Com histórias destas, recebidas ao longos dos seus dois anos de estadia naquela ilha, já sabia grande parte dos segredos da ilha, da sua comunidade e de algumas famílias mais próximas. Quase que poderia dizer que era um “amantani”.
Com dois anos de estudo, estava na hora de partir e escrever o seu trabalho sobre esta gente, com quem tanto simpatizou e onde se sentiu integrado. Se constituísse família, sabia que nunca mais sairia daquela ilha, nunca acabaria a sua tese e teria desperdiçado o dinheiro da bolsa, recebida para esse efeito, o que provavelmente seria reclamado pela instituição que a tinha fornecido.
Sentado em Pachamama a observar o pôr do sol, um hábito que tinha adquirido nos últimos meses, pensava sobre todos estes assuntos à procura de respostas e soluções, das quais ainda não tinha encontrado nenhuma. Por mais pedidos que fizesse, tanto ao seu deus europeu como aos do sol Inca e meditações, nada parecia ter resultados práticos.

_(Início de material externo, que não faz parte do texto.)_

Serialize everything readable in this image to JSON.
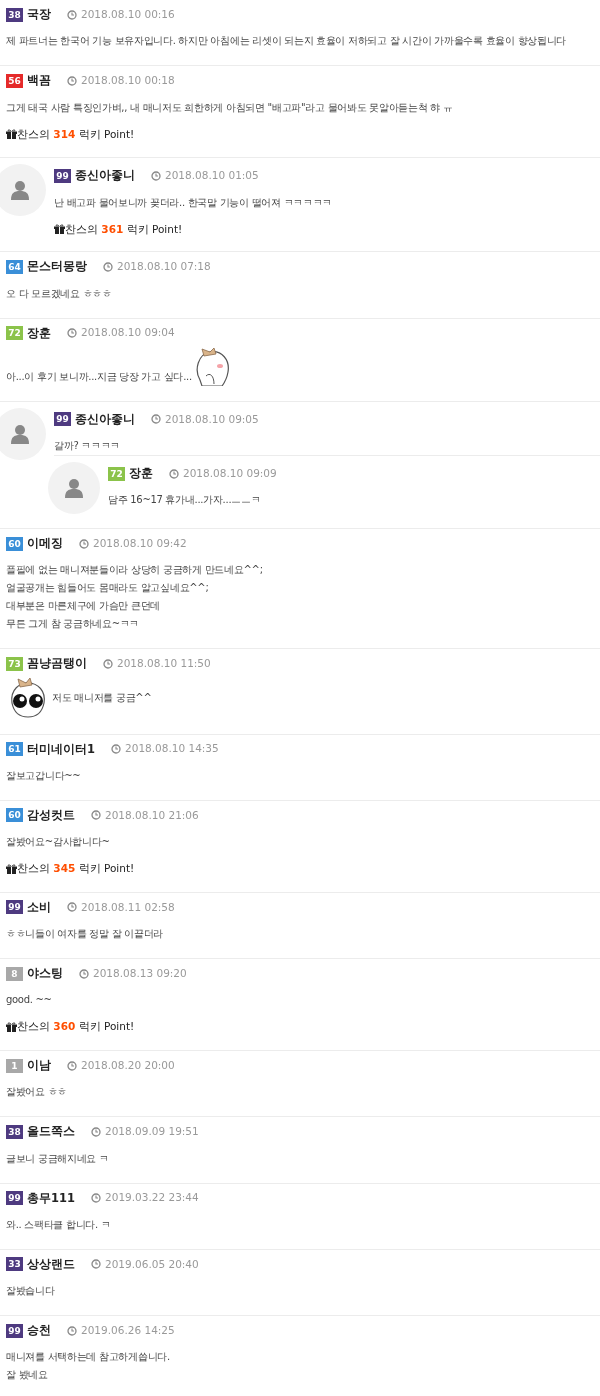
{
  "comments": [
    {
      "level": "38",
      "color": "#4e3a80",
      "name": "국장",
      "time": "2018.08.10 00:16",
      "lines": [
        "제 파트너는 한국어 기능 보유자입니다. 하지만 아침에는 리셋이 되는지 효율이 저하되고 잘 시간이 가까울수록 효율이 향상됩니다"
      ]
    },
    {
      "level": "56",
      "color": "#e52a2a",
      "name": "백꼼",
      "time": "2018.08.10 00:18",
      "lines": [
        "그게 태국 사람 특징인가벼,, 내 매니저도 희한하게 아침되면 \"배고파\"라고 물어봐도 못알아듣는척 햐 ㅠ"
      ],
      "point": {
        "before": "찬스의",
        "value": "314",
        "after": "럭키 Point!"
      },
      "replies": [
        {
          "level": "99",
          "color": "#4e3a80",
          "name": "종신아좋니",
          "time": "2018.08.10 01:05",
          "lines": [
            "난 배고파 물어보니까 꽂더라.. 한국말 기능이 떨어져 ㅋㅋㅋㅋㅋ"
          ],
          "point": {
            "before": "찬스의",
            "value": "361",
            "after": "럭키 Point!"
          }
        }
      ]
    },
    {
      "level": "64",
      "color": "#3a8fd8",
      "name": "몬스터몽랑",
      "time": "2018.08.10 07:18",
      "lines": [
        "오 다 모르겠네요 ㅎㅎㅎ"
      ]
    },
    {
      "level": "72",
      "color": "#8bc34a",
      "name": "장훈",
      "time": "2018.08.10 09:04",
      "lines": [
        "아...이 후기 보니까...지금 당장 가고 싶다..."
      ],
      "sticker": true,
      "sticker_first": false,
      "replies": [
        {
          "level": "99",
          "color": "#4e3a80",
          "name": "종신아좋니",
          "time": "2018.08.10 09:05",
          "lines": [
            "갈까? ㅋㅋㅋㅋ"
          ],
          "replies": [
            {
              "level": "72",
              "color": "#8bc34a",
              "name": "장훈",
              "time": "2018.08.10 09:09",
              "lines": [
                "담주 16~17 휴가내...가자...ㅡㅡㅋ"
              ]
            }
          ]
        }
      ]
    },
    {
      "level": "60",
      "color": "#3a8fd8",
      "name": "이메징",
      "time": "2018.08.10 09:42",
      "lines": [
        "플필에 없는 매니져분들이라 상당히 궁금하게 만드네요^^;",
        "얼굴공개는 힘들어도 몸매라도 알고싶네요^^;",
        "대부분은 마른체구에 가슴만 큰던데",
        "무튼 그게 참 궁금하네요~ㅋㅋ"
      ]
    },
    {
      "level": "73",
      "color": "#8bc34a",
      "name": "꼼냥곰탱이",
      "time": "2018.08.10 11:50",
      "lines": [
        "저도 매니저를 궁금^^"
      ],
      "sticker": true,
      "sticker_first": true
    },
    {
      "level": "61",
      "color": "#3a8fd8",
      "name": "터미네이터1",
      "time": "2018.08.10 14:35",
      "lines": [
        "잘보고갑니다~~"
      ]
    },
    {
      "level": "60",
      "color": "#3a8fd8",
      "name": "감성컷트",
      "time": "2018.08.10 21:06",
      "lines": [
        "잘봤어요~감사합니다~"
      ],
      "point": {
        "before": "찬스의",
        "value": "345",
        "after": "럭키 Point!"
      }
    },
    {
      "level": "99",
      "color": "#4e3a80",
      "name": "소비",
      "time": "2018.08.11 02:58",
      "lines": [
        "ㅎㅎ니들이 여자를 정말 잘 이끝더라"
      ]
    },
    {
      "level": "8",
      "color": "#a8a8a8",
      "name": "야스팅",
      "time": "2018.08.13 09:20",
      "lines": [
        "good.   ~~"
      ],
      "point": {
        "before": "찬스의",
        "value": "360",
        "after": "럭키 Point!"
      }
    },
    {
      "level": "1",
      "color": "#a8a8a8",
      "name": "이남",
      "time": "2018.08.20 20:00",
      "lines": [
        "잘봤어요 ㅎㅎ"
      ]
    },
    {
      "level": "38",
      "color": "#4e3a80",
      "name": "올드쪽스",
      "time": "2018.09.09 19:51",
      "lines": [
        "글보니 궁금해지네요 ㅋ"
      ]
    },
    {
      "level": "99",
      "color": "#4e3a80",
      "name": "총무111",
      "time": "2019.03.22 23:44",
      "lines": [
        "와.. 스팩타클 합니다. ㅋ"
      ]
    },
    {
      "level": "33",
      "color": "#4e3a80",
      "name": "상상랜드",
      "time": "2019.06.05 20:40",
      "lines": [
        "잘봤습니다"
      ]
    },
    {
      "level": "99",
      "color": "#4e3a80",
      "name": "승천",
      "time": "2019.06.26 14:25",
      "lines": [
        "매니져를 서택하는데 참고하게씁니다.",
        "잘 봤네요"
      ]
    }
  ]
}
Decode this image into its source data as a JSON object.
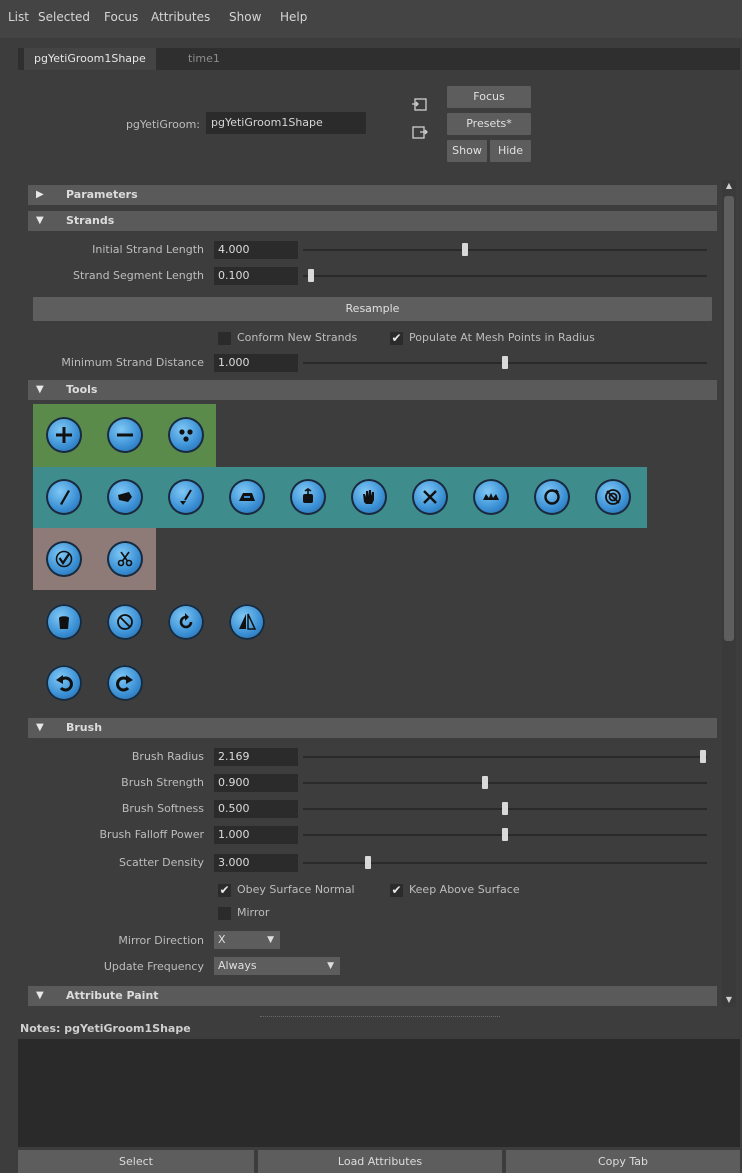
{
  "menu": [
    "List",
    "Selected",
    "Focus",
    "Attributes",
    "Show",
    "Help"
  ],
  "tabs": [
    "pgYetiGroom1Shape",
    "time1"
  ],
  "header": {
    "node_label": "pgYetiGroom:",
    "node_value": "pgYetiGroom1Shape",
    "focus": "Focus",
    "presets": "Presets*",
    "show": "Show",
    "hide": "Hide"
  },
  "sections": {
    "parameters": "Parameters",
    "strands": "Strands",
    "tools": "Tools",
    "brush": "Brush",
    "attribute_paint": "Attribute Paint"
  },
  "strands": {
    "initial_strand_length": {
      "label": "Initial Strand Length",
      "value": "4.000",
      "fraction": 0.4
    },
    "strand_segment_length": {
      "label": "Strand Segment Length",
      "value": "0.100",
      "fraction": 0.02
    },
    "resample": "Resample",
    "conform_new_strands": {
      "label": "Conform New Strands",
      "checked": false
    },
    "populate_at_mesh_points": {
      "label": "Populate At Mesh Points in Radius",
      "checked": true
    },
    "min_strand_distance": {
      "label": "Minimum Strand Distance",
      "value": "1.000",
      "fraction": 0.5
    }
  },
  "tools": {
    "row1": [
      "add-strands-icon",
      "remove-strands-icon",
      "scatter-icon"
    ],
    "row2": [
      "comb-icon",
      "move-icon",
      "sculpt-icon",
      "iron-icon",
      "lift-icon",
      "grab-icon",
      "cut-icon",
      "clump-icon",
      "rotate-icon",
      "twist-icon"
    ],
    "row3": [
      "select-icon",
      "scissors-icon"
    ],
    "row4": [
      "fill-icon",
      "reset-icon",
      "refresh-icon",
      "mirror-icon"
    ],
    "row5": [
      "undo-icon",
      "redo-icon"
    ],
    "colors": {
      "green": "#5b8b4b",
      "teal": "#3e8c8b",
      "mauve": "#8e7b78"
    }
  },
  "brush": {
    "radius": {
      "label": "Brush Radius",
      "value": "2.169",
      "fraction": 0.99
    },
    "strength": {
      "label": "Brush Strength",
      "value": "0.900",
      "fraction": 0.45
    },
    "softness": {
      "label": "Brush Softness",
      "value": "0.500",
      "fraction": 0.5
    },
    "falloff": {
      "label": "Brush Falloff Power",
      "value": "1.000",
      "fraction": 0.5
    },
    "scatter_density": {
      "label": "Scatter Density",
      "value": "3.000",
      "fraction": 0.16
    },
    "obey_surface_normal": {
      "label": "Obey Surface Normal",
      "checked": true
    },
    "keep_above_surface": {
      "label": "Keep Above Surface",
      "checked": true
    },
    "mirror": {
      "label": "Mirror",
      "checked": false
    },
    "mirror_direction": {
      "label": "Mirror Direction",
      "value": "X"
    },
    "update_frequency": {
      "label": "Update Frequency",
      "value": "Always"
    }
  },
  "notes": {
    "label": "Notes:",
    "node": "pgYetiGroom1Shape"
  },
  "bottom": [
    "Select",
    "Load Attributes",
    "Copy Tab"
  ]
}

Partia nesse dia igual aos dias anteriores, vazio, sem respostas para as suas perguntas. Amanhã voltaria para assistir, mais uma vez, à queda do sol sobre o lago Titicaca à procura de respostas, mas se não as recebesse sempre sabia que não sairia dali totalmente desiludido, pois o seu espírito ficaria mais tranquilo depois, tal como a paisagem que tinha a oportunidade de observar agora.